- Born: Catherine Greenhill
- Citizenship: Australian
- Education: University of Queensland (B.Sc. (Hons) and M.Sc); University of Oxford (PhD);
- Scientific career
- Fields: Combinatorics
- Workplaces: University of New South Wales
- Thesis: From Multisets to Matrix Groups: Some Algorithms Related to the Exterior Square (1996)
- Doctoral advisor: Peter M. Neumann
- Website: www.unsw.edu.au/staff/catherine-greenhill

= Catherine Greenhill =

Australian mathematician

Catherine Greenhill is an Australian pure mathematician known for her research on random graphs, combinatorial enumeration and Markov chains. She is a professor of mathematics in the School of Mathematics and Statistics at the University of New South Wales.

== Education ==
Greenhill was born in Queensland, Australia. She attended St Margaret's Anglican Girls' School, where she developed an interest in mathematics and science. She then completed a Bachelor of Science (Hons) at the University of Queensland in 1991, followed by a Master of Science by research in 1992, supervised by Anne Penfold Street. She earned her Ph.D. in 1996 at the University of Oxford, under the supervision of Peter M. Neumann. Her dissertation was From Multisets to Matrix Groups: Some Algorithms Related to the Exterior Square.

==Career==
After completing her PhD, she obtained a postdoctoral position at the University of Leeds where she worked on the analysis of combinatorial Markov chains and its computational complexity. She then moved back to Australia where she took up an Australian Research Council postdoctoral fellowship at the University of Melbourne, working with Nick Wormald on the study of random regular graphs.

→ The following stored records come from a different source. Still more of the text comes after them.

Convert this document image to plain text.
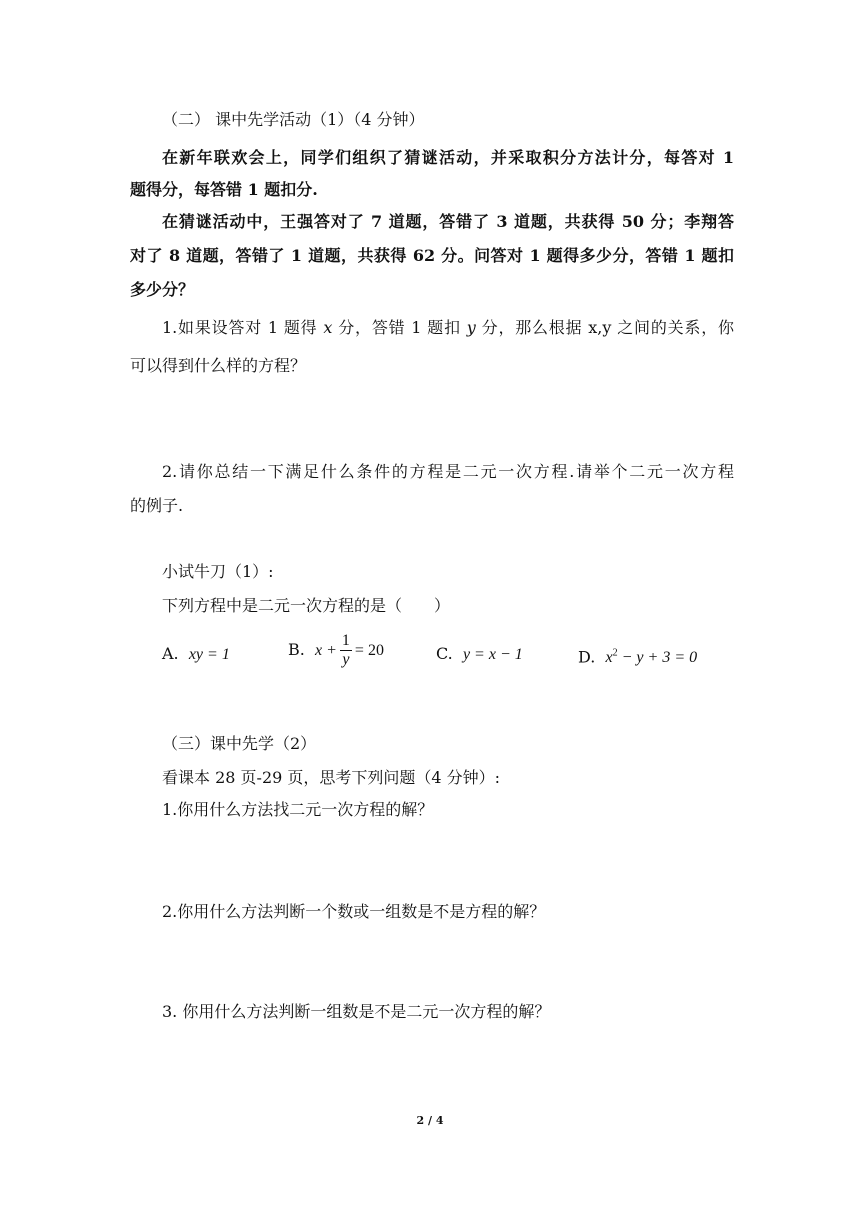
（二） 课中先学活动（1）（4 分钟）
在新年联欢会上，同学们组织了猜谜活动，并采取积分方法计分，每答对 1
题得分，每答错 1 题扣分.
在猜谜活动中，王强答对了 7 道题，答错了 3 道题，共获得 50 分；李翔答
对了 8 道题，答错了 1 道题，共获得 62 分。问答对 1 题得多少分，答错 1 题扣
多少分？
1.如果设答对 1 题得 x 分，答错 1 题扣 y 分，那么根据 x,y 之间的关系，你
可以得到什么样的方程？
2.请你总结一下满足什么条件的方程是二元一次方程.请举个二元一次方程
的例子.
小试牛刀（1）:
下列方程中是二元一次方程的是（　　）
A. xy = 1	B. $x + \frac{1}{y} = 20$	C. y = x − 1	D. $x^2 - y + 3 = 0$
（三）课中先学（2）
看课本 28 页-29 页，思考下列问题（4 分钟）:
1.你用什么方法找二元一次方程的解？
2.你用什么方法判断一个数或一组数是不是方程的解？
3. 你用什么方法判断一组数是不是二元一次方程的解？
2 / 4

In 2003, she joined the University of New South Wales (UNSW) and was promoted to Associate Professor in 2014, the first female mathematician to earn such a promotion at UNSW. In 2019, she was one of the first three female mathematicians to be promoted to Professor at UNSW. In 2023, she was appointed Head of the Pure Mathematics Department at UNSW. She is currently the head of the Combinatorics group in the School of Mathematics at UNSW. Her main research interests lie in asymptotic, probabilistic and algorithmic combinatorics.

She is a former editor-in-chief of the Electronic Journal of Combinatorics, a member of the editorial board for Random Structures & Algorithms and the Australasian Journal of Combinatorics, and a member of the editorial advisory board for Special Matrices. She has held positions on the Women in Mathematics Special Interest Group of the Australian Mathematical Society, the Council of the Combinatorial Mathematics Society of Australasia, the Committee for Women in Mathematics and the Equity, Diversity and Inclusion Committee of the School of Mathematics and Statistics at UNSW. In 2025, she became the Mathematical Advisory Committee Chair for the Simon Marais Mathematics Competition

==Awards and honours==

- In 2010, she received the Hall Medal of the Institute of Combinatorics and its Applications.
- In 2013, she was awarded the UNSW Faculty of Science June Griffith Fellowship for Academic Women in Leadership.
- In 2015, she received the Christopher Heyde Medal from the Australian Academy of Science for distinguished research in the mathematical sciences.
- In 2022, she was elected a Fellow of the Australian Academy of Science.
- In 2023, she was elected a Fellow of the Royal Society of New South Wales.